Acné : un test avant le traitement
[mis à jour le 30 décembre 2011 à 13h44]
L’isotrétinoïne fait débat. C’est à l’heure actuelle, « la seule molécule permettant de traiter l’acné sévère » nous explique le Pr Brigitte Dréno, chef du service de dermato-cancérologie du CHU de Nantes. Cependant, face aux risques de dépression et de suicide susceptibles d’être provoqués par ce médicament, l’Agence française de Sécurité Sanitaire des Produits de Santé (AFSSaPS) en a renforcé les conditions de prescription.
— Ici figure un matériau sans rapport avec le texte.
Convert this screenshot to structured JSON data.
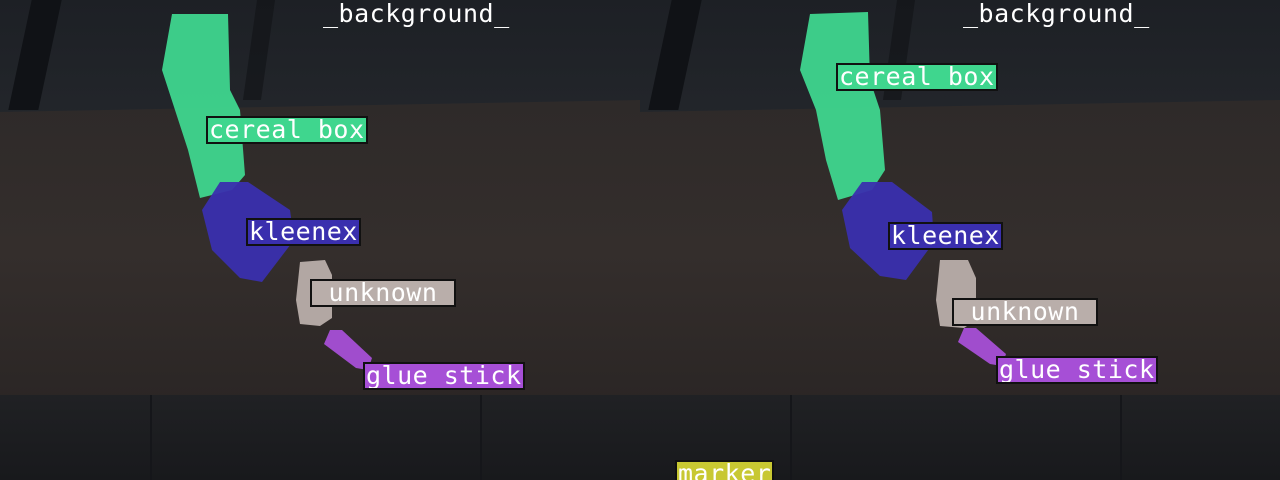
{
  "panels": [
    {
      "labels": {
        "background": "_background_",
        "cereal_box": "cereal_box",
        "kleenex": "kleenex",
        "unknown": "_unknown_",
        "glue_stick": "glue_stick"
      }
    },
    {
      "labels": {
        "background": "_background_",
        "cereal_box": "cereal_box",
        "kleenex": "kleenex",
        "unknown": "_unknown_",
        "glue_stick": "glue_stick",
        "marker": "marker"
      }
    }
  ],
  "colors": {
    "cereal_box": "#3fd68e",
    "kleenex": "#3a2fae",
    "unknown": "#b9aeaa",
    "glue_stick": "#a64fd6",
    "marker": "#c8c832"
  }
}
Cette dernière devrait ainsi être bientôt précédée d’un test de détection des troubles dépressifs.
Avant d’être généralisée, la pratique de ce test a fait l’objet d’une « étude de faisabilité ». « Nous voulions savoir si cet outil serait facilement utilisé par les médecins sans faire peur aux parents » poursuit Brigitte Dréno. Pendant 8 mois, une centaine de dermatologues l’ont utilisé auprès de dix patients chacun. Les conclusions de leur travail seront connues au début 2012.
La guerre des boutons
En attendant, si votre adolescent doit être traité, parlez-en avec votre médecin. « Un médicament ne sera jamais prescrit contre la volonté d’un patient », poursuit Brigitte Dréno. « Dans notre pratique, nous nous rendons compte que la gêne engendrée par l’acné est telle que les patients veulent être traités ». L’acné sévère peut en effet se révéler un véritable « fardeau » social, les boutons laissant parfois des cicatrices indélébiles.
Un suivi régulier
Le Pr Dréno insiste sur l’importance d’un suivi régulier en consultation. Une approche qui, observée régulièrement,« permettrait de se rendre compte de tout changement d’humeur ». Actuellement, les jeunes filles sont reçues tous les mois pour renouveler leur prescription, délivrée exclusivement en l’absence de grossesse. En effet, l’isotrétinoïne est susceptible de provoquer des malformations graves chez le fœtus. Elles doivent donc présenter un test de grossesse négatif tous les mois pour poursuivre leur traitement. Quant aux garçons, ils font l’objet d’un contrôle « tous les deux mois ».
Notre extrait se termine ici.